Она наконец заметила, что в доме не хватает привычного хрустящего звука, и подняла голову к часам. Ходики стояли. Стрелки почти сливались на трех часах семнадцати минутах. Она спросила неуверенно:

– Павлик, может, их уже пустить?

Он не ожидал вопроса и не нашёлся, что ответить. Он читал только о том, что часы останавливают, если в доме умирает человек. Но когда затем снова пускают часы, в книге ничего не было сказано. Может быть, их останавливают навсегда? Ведь человек умирает навсегда?

– Мы всё равно никогда не забудем это время, – сказала Аночка, глядя на стрелки.

Но Павлик опять не ответил.

– Пойди узнай, который час, – велела она.

Он убежал к соседям. Без него она толкнула маятник.

Но всё-таки она была не в силах решать все одна. Она пошла к отцу.

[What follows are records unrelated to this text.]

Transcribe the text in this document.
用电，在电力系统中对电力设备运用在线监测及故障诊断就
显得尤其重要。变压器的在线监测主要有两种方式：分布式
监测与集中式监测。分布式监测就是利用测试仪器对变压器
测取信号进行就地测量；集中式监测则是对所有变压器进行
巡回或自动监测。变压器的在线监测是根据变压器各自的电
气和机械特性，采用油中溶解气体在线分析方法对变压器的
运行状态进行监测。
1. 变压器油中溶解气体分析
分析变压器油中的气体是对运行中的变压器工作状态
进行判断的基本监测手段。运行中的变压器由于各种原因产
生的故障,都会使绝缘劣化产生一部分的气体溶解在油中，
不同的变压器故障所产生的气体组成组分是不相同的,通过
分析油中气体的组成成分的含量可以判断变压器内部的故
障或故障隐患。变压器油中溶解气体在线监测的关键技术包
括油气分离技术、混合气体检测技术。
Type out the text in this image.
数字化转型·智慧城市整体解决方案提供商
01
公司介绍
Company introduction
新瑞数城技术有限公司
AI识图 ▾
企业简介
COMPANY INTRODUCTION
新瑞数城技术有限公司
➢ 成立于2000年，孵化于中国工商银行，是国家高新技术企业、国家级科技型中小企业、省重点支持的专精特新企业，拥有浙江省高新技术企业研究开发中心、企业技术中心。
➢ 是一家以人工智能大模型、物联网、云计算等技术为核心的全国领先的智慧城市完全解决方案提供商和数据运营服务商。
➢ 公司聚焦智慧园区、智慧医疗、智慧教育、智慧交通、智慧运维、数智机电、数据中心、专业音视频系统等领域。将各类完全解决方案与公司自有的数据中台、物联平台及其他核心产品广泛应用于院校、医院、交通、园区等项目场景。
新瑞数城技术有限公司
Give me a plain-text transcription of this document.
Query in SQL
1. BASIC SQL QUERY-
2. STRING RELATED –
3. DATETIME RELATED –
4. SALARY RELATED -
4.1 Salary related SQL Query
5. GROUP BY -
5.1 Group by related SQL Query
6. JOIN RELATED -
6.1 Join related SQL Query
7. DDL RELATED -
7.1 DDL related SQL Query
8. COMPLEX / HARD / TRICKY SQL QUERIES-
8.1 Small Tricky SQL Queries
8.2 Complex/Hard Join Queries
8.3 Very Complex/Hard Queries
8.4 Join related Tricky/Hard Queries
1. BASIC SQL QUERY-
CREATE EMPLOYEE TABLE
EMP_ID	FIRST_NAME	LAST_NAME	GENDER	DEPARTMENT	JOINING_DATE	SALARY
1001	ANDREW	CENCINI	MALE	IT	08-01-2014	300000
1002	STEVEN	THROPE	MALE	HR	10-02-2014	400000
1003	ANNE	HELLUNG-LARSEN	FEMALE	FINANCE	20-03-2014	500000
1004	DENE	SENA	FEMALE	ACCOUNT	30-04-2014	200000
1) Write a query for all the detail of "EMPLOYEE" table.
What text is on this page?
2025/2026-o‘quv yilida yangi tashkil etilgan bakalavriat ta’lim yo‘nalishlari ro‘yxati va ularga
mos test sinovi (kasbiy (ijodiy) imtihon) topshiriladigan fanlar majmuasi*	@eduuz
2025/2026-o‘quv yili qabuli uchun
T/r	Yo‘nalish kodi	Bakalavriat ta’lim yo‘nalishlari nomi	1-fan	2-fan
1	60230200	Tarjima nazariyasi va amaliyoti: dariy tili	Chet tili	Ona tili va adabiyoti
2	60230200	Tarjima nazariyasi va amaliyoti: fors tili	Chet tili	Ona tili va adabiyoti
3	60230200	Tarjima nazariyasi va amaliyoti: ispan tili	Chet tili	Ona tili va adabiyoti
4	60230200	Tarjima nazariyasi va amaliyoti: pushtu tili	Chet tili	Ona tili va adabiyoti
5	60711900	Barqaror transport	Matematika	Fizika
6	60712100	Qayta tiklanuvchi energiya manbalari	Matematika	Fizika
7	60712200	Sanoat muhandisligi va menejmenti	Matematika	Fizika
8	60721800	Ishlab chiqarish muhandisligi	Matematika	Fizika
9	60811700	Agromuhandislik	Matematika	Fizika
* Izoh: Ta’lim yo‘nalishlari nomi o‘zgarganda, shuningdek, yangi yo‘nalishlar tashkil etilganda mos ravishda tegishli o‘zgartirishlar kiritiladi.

Парабукин сидел на дощечке, набитой на старый пень. Мефодий Силыч топтался возле него. Они, видимо, поспорили. У них было в обычае донимать друг друга каверзными рассуждениями, но они никогда не ссорились и, пожалуй, не могли друг без друга жить. Несколько лет назад они сошлись на одной ступени, Мефодий – опускаясь вниз, Парабукин – немного поднявшись: одного все чаще выгоняли из театра за пьянство, другой, после болезни, стал пить меньше и пробовал счастье на разных службах. С тех пор они так и застряли на своих неудачах. Впрочем, как раз последние месяцы Тихон Платонович имел службу и тем несколько отличал себя от друга.

Он подвинулся и показал дочери, чтобы она села.

Но Аночка отказалась.

– Я только спросить тебя: может, мы дадим мамину кровать Павлику? Он вырос из своей.

– Я уж тоже думал. Тебе помочь, что ли?

– Нет, мы с Павликом, – сказала она, уходя.

Он качнул ей вслед головой.

– В мамочку, в Ольгу Ивановну. Хрупка и трепет такой в ней. Хотя и от меня есть: все чтобы по её было. Опасная кровь.